Hy -is it possible that you develop a more secure client -server communication ?
In my oppinion it is not really save to open listen ports on every client.
It would be mich more secure if the clients just asks the server if a backup job should be started (for example every hour).
This can be done without opening ports on the client - so the client is save -even if you move your client out of the local lan (for example to home or airport or a foreign country)
Please think of it - in 2 or 3 years you are more happy with this security model.
Think about a company which have for example hundres of clients - every client with open ports - this makes the clients mich more weak to attacks.
If a bug is found the company has no chance to update all clients in a timely fashion.
If you ony have a server which is listening to incoming request - the admin has just to shutdown the server an wait for a update patch.
search with google for
“Security Friendly
Features” and backup - you will find a vendor document which describes my conerns about the security in urbackup.
Yes, this is correct in some cases. Reversing the connection direction would also simplify the administration of the clients.

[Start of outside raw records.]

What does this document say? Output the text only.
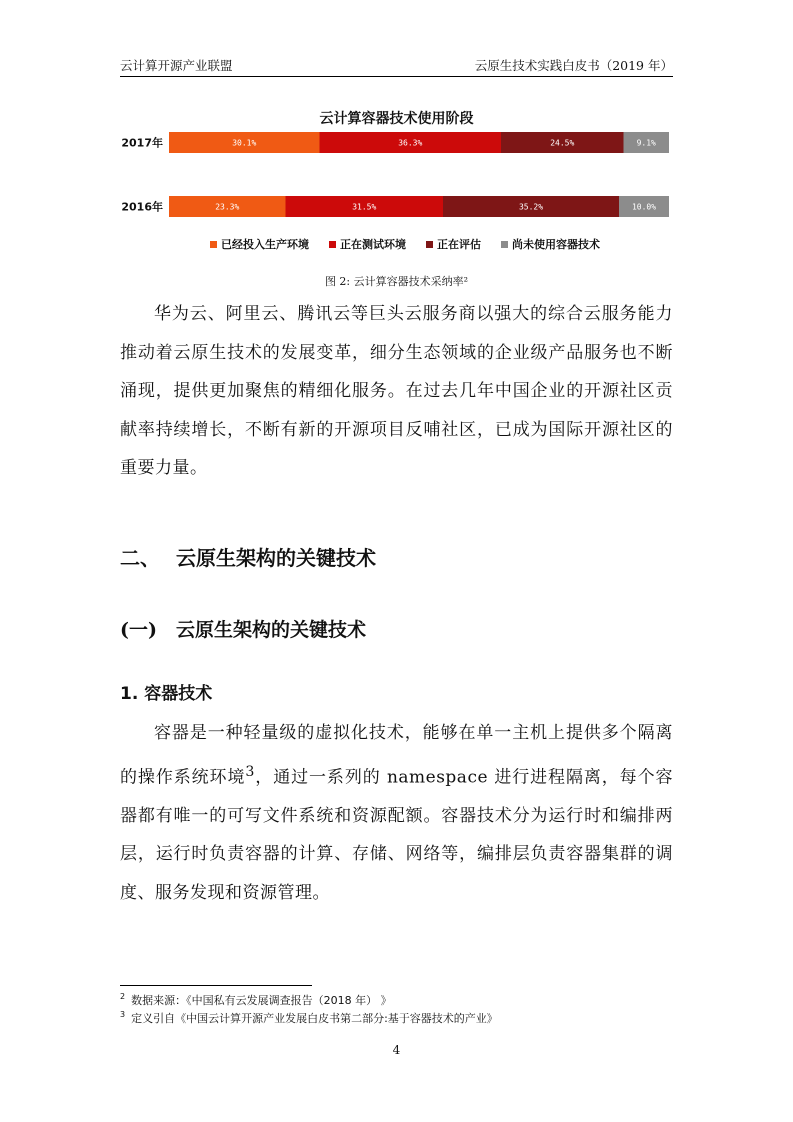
云计算开源产业联盟	云原生技术实践白皮书（2019 年）
云计算容器技术使用阶段
2017年	30.1%	36.3%	24.5%	9.1%
2016年	23.3%	31.5%	35.2%	10.0%
已经投入生产环境	正在测试环境	正在评估	尚未使用容器技术
图 2: 云计算容器技术采纳率²

华为云、阿里云、腾讯云等巨头云服务商以强大的综合云服务能力推动着云原生技术的发展变革，细分生态领域的企业级产品服务也不断涌现，提供更加聚焦的精细化服务。在过去几年中国企业的开源社区贡献率持续增长，不断有新的开源项目反哺社区，已成为国际开源社区的重要力量。

二、 云原生架构的关键技术
(一) 云原生架构的关键技术
1. 容器技术

容器是一种轻量级的虚拟化技术，能够在单一主机上提供多个隔离的操作系统环境$^3$，通过一系列的 namespace 进行进程隔离，每个容器都有唯一的可写文件系统和资源配额。容器技术分为运行时和编排两层，运行时负责容器的计算、存储、网络等，编排层负责容器集群的调度、服务发现和资源管理。

$^2$ 数据来源：《中国私有云发展调查报告（2018 年） 》
$^3$ 定义引自《中国云计算开源产业发展白皮书第二部分:基于容器技术的产业》
4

The risk might be mitigated by the Windows firewall, howevery, if the firewall exceptions for UrBackup are only added for private networks. Windows asks if you want to use the airport network as a public network when connecting to it the first time. If the firewall exception is only for a private or work network, the UrBackup client will not be reachable from outside of the local maschine.
If you want it to be secure you should use the “Internet” mode for all clients, even local ones. In this mode the client connects to the server, the connection is authenticated and optionally encrypted. There is a configuration parameter to put the client into a mode where it only connects to Internet servers and does not bind to local ports (add --internet_only_mode and true to the args.txt).
For the local connections to use the same strategy there has to be a separate port where the server accepts unauthenticated clients, such that new clients can connect to the server.
Since there exists a work around and it might be mitigated by the Windows firewall, I think this should be a lower priority issue.